Wednesday, April 04, 2007

American Values: RIP

Evidence from alleged al Qaeda operative Jose Padilla can be used against him at trial despite defense claims the American's arrest was based on information obtained through torture, a U.S. judge ruled on Wednesday.

U.S. District Judge Marcia Cooke refused to reconsider a magistrate's ruling in September to admit Padilla's statements to the FBI as evidence in his trial starting on April 16 on charges of conspiring to aid Islamist extremists overseas.

Padilla [was arrested and charged] based in part on information provided by two prisoners held at the U.S. military jail at Guantanamo Bay in Cuba, Abu Zubaydah and Binyam Muhammad...

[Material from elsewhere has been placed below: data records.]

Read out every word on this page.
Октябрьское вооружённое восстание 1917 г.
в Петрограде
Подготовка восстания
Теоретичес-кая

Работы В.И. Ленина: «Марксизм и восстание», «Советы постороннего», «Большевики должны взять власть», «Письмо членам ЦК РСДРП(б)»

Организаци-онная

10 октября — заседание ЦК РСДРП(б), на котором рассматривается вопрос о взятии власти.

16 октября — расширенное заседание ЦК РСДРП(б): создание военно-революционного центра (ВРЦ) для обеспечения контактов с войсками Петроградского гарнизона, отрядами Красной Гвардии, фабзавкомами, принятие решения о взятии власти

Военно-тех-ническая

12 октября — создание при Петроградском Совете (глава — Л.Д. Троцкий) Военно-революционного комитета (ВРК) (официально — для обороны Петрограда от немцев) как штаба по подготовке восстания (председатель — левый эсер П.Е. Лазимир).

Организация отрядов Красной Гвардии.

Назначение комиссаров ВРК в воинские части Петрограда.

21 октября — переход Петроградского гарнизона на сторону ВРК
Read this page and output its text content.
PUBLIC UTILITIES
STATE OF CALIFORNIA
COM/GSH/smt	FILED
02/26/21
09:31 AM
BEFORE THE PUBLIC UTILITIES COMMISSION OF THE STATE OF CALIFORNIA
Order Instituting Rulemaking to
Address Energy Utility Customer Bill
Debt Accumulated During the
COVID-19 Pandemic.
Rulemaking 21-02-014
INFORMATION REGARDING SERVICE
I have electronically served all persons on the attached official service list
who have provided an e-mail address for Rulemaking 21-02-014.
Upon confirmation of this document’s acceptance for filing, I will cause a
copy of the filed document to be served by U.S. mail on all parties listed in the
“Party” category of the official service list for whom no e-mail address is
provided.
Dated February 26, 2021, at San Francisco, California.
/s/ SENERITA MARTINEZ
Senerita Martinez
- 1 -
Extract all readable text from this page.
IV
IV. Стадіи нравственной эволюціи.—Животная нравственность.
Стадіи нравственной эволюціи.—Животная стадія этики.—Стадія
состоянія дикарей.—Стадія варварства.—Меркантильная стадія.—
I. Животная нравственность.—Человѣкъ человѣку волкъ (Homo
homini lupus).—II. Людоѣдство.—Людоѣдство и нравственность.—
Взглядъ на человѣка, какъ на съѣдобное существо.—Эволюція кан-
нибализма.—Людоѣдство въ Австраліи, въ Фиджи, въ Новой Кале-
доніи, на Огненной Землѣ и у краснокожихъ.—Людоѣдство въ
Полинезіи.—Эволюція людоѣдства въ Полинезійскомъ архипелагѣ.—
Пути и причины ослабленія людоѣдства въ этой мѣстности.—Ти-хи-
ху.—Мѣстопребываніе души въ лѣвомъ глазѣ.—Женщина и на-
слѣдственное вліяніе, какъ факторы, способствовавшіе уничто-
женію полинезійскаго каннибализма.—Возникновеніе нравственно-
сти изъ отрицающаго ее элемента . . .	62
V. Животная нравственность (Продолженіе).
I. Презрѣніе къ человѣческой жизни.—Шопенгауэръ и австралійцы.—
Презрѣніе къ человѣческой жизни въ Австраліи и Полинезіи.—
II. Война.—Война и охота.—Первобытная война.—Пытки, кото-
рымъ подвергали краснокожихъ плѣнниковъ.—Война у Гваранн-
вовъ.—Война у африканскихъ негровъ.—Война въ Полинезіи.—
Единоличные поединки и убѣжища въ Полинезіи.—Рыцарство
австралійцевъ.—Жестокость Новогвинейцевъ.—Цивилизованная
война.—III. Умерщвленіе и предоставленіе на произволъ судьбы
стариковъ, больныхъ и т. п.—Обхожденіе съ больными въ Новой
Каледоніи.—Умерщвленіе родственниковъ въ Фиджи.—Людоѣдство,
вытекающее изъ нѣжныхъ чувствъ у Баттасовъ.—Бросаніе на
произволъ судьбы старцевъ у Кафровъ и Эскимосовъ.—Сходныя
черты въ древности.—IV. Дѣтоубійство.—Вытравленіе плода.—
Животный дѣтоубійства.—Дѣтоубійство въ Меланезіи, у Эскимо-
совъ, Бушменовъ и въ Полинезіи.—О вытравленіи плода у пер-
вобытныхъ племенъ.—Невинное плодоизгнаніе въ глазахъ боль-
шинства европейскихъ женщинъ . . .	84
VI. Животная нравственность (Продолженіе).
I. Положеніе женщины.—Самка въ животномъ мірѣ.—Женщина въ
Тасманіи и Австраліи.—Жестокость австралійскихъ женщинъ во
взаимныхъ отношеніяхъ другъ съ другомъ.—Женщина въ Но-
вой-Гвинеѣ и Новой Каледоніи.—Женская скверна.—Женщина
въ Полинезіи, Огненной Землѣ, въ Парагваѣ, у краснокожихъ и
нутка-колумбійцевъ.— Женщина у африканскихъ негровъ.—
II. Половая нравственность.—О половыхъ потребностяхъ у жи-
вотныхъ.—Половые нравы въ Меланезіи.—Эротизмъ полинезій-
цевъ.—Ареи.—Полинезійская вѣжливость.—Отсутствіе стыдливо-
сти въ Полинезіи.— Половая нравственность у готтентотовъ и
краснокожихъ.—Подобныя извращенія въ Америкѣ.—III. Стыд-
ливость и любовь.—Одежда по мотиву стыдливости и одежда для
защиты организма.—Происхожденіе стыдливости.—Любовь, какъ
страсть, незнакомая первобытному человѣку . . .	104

Muhammad has claimed in court documents that he gave false confessions implicating Padilla while held in a Moroccan prison, where he was beaten and slashed on the chest and penis with scalpels before being sent to Guantanamo.

Zubaydah was transferred to Guantanamo in September, along with 13 other "high-value" captives who had been held in secret CIA prisons. The New York Times has said his interrogators stripped him naked, held him in an ice-cold room and subjected him to deafeningly loud music.

All three of the key individuals in this case claim to have been tortured. Given what we have learned about US treatment of prisoners over the past three years, those claims deserve serious examination. Any information based on torture should not be allowed in any court- civilian or military.

Vice-president Cheney has declared that waterboarding (a 'dunk in the water') is a "no-brainer" and not torture. See the clip below. With this sort of support, why wouldn't interrogators continue to cross the line?




In this more extended piece from MSNBC there is some commetary on Cheney's remarks, and a demonstration of what 'waterboarding' is- and it's not a dunk in the water.



Must we become terrorists to combat terrorists? Must we sell our soul to win against those who have sold theirs to hatred?